Relaunching Oxford World’s Classics

This piece by Judith first appeared on blog.oup.com

This week sees the culmination of two years’ planning and preparation with the relaunch of Oxford World’s Classics in new covers. It’s been ten years since we last had a new look, so it was time for a makeover, and yesterday at the London Book Fair we officially unveiled the new livery at a seminar on ‘How to edit the classics’ in the morning, and a drinks reception in the evening.

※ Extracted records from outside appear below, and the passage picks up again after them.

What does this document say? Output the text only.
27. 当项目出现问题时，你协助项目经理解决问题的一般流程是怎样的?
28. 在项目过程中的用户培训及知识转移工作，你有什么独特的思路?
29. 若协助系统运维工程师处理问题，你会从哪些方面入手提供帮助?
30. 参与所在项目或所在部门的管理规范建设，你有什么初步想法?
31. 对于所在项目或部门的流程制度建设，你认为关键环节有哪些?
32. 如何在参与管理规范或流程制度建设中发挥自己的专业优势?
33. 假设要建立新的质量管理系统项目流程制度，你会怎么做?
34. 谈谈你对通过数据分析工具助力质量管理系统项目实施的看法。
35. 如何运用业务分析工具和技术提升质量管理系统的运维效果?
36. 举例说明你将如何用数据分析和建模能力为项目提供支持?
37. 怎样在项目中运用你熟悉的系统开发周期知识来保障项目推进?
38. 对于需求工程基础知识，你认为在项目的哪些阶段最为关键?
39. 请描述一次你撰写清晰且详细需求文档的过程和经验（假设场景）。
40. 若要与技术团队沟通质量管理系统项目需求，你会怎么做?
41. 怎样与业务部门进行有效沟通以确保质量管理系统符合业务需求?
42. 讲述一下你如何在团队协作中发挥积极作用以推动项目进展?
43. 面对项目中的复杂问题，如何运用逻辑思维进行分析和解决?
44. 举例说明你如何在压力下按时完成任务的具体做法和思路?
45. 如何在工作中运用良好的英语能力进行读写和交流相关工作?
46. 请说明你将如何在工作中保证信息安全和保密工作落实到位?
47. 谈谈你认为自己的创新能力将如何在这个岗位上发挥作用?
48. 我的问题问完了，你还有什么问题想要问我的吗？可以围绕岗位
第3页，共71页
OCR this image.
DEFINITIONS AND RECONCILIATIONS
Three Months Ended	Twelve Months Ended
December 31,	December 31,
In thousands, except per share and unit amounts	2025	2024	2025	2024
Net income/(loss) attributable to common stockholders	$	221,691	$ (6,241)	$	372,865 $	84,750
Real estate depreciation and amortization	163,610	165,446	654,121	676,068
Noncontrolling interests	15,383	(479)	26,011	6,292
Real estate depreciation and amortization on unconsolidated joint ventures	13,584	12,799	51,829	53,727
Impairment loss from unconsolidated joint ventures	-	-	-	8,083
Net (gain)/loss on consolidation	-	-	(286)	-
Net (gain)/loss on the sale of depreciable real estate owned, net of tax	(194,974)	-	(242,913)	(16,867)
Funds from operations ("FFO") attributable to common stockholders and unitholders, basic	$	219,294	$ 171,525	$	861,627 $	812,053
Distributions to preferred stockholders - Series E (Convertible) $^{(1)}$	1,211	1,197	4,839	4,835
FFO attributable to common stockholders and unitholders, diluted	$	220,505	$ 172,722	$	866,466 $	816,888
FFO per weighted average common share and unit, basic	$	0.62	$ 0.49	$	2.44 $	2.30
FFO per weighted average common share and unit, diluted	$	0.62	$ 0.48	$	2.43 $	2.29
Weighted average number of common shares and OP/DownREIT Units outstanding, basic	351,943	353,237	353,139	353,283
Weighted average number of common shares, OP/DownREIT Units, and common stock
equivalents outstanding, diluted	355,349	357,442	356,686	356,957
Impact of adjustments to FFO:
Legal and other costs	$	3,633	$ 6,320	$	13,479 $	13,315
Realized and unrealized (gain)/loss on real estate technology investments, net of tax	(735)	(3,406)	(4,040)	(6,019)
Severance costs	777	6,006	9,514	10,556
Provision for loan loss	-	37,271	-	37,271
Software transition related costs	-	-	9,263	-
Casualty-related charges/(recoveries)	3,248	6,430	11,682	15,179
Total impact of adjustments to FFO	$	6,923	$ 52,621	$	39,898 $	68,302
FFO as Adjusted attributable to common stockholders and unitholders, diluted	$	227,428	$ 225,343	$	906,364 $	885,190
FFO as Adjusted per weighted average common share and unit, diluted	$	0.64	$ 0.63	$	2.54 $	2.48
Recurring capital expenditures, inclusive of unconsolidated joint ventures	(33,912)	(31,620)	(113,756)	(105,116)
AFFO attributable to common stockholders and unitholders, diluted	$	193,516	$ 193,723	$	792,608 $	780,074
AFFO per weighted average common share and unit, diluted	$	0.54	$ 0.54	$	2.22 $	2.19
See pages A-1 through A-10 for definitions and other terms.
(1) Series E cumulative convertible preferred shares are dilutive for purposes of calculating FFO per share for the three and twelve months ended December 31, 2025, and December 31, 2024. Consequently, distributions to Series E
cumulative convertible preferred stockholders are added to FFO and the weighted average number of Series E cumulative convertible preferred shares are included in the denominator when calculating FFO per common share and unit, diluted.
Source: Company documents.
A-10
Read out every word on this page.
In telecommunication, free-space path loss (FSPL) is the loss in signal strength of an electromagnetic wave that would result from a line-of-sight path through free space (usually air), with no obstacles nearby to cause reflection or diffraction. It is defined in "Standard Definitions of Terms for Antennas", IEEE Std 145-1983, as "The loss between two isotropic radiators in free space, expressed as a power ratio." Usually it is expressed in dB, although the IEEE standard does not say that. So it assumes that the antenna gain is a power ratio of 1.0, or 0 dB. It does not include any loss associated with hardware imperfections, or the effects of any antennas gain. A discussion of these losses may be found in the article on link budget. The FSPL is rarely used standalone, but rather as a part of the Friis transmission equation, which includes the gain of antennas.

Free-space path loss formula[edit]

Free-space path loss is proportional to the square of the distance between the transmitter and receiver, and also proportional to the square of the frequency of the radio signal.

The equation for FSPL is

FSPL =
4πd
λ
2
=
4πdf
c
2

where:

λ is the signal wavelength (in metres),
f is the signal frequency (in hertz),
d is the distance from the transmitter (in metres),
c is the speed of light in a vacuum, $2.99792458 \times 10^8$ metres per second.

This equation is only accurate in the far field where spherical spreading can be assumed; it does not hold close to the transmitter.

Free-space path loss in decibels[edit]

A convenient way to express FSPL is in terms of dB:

Managing a relaunch on this scale involves a lot of people and coordination between different publishing functions. There are over 700 titles in the list, and we had both to schedule reprints for those books we wanted to re-cover in the first few months, and deal with other titles whose stock in the old look was going to run out after April 2008. We had to research and choose a new design, and in many cases new images, allocate new isbns, devise a marketing campaign, and talk to the retailers about promotions.

We wanted a new look that would be fresh and contemporary and appeal to general readers and browsers who might previously have thought Oxford World’s Classics were a bit too academic for them. So we have a clean white title panel, and white back and spine, and we have chosen dramatic crops of appropriateillustrations to intrigue and entice the reader. We also wanted a sense of continuity with the old look, so we have retained a red strip at the top of the spine and back cover, and added a tantalizing detail from the cover image in a small thumbnail on the spine (older readers may remember that we used to have a similar feature on a previous incarnation of the series, but at the bottom of the spine, not the top). We also chose a new typeface for the cover, Capitolium, a modern take on classic lettering, based on classical Roman inscriptions and Renaissance calligraphy and designed by Gerard Unger. The insides of the books are unchanged, and we will continue to publish high-quality editions and translations with outstanding introductions and notes at truly affordable prices, editions that are designed to satisfy the needs not just of students, but of the lively general reader as well.

As a way of introducing new readers to the list we have created some collections under the ‘More than Words’ banner. Themes such as Desire, Dream, Escape, and Believe gather familiar as well as unexpected titles as a way of inviting readers to approach books from a new direction, to find connections with works that chime with their own tastes and current interests. Look out for the themed collections in the bookshops from this month.

At the London Book Fair seminar yesterday, John Mullan, Margaret Reynolds and myself, under the lively chairmanship of David Freeman, took part in a discussion about editing the classics and the ways in which different books and markets call for a variety of editorial approaches. This month’s new publications demonstrate this variety at work, with new translations of Montesquieu’s Persian Letters and the Mabinogion, new editions of Anne Brontë’s Tenant of Wildfell Hall and Leonardo da Vinci’s Notebooks, and a fascinating new anthology of Gandhi’s Essential Writings. Relaunching OWC has been an exhilarating ride, with plenty of highs - and the occasional low - and I am looking forward to seeing the rest of the series roll out in new covers in the course of the coming year.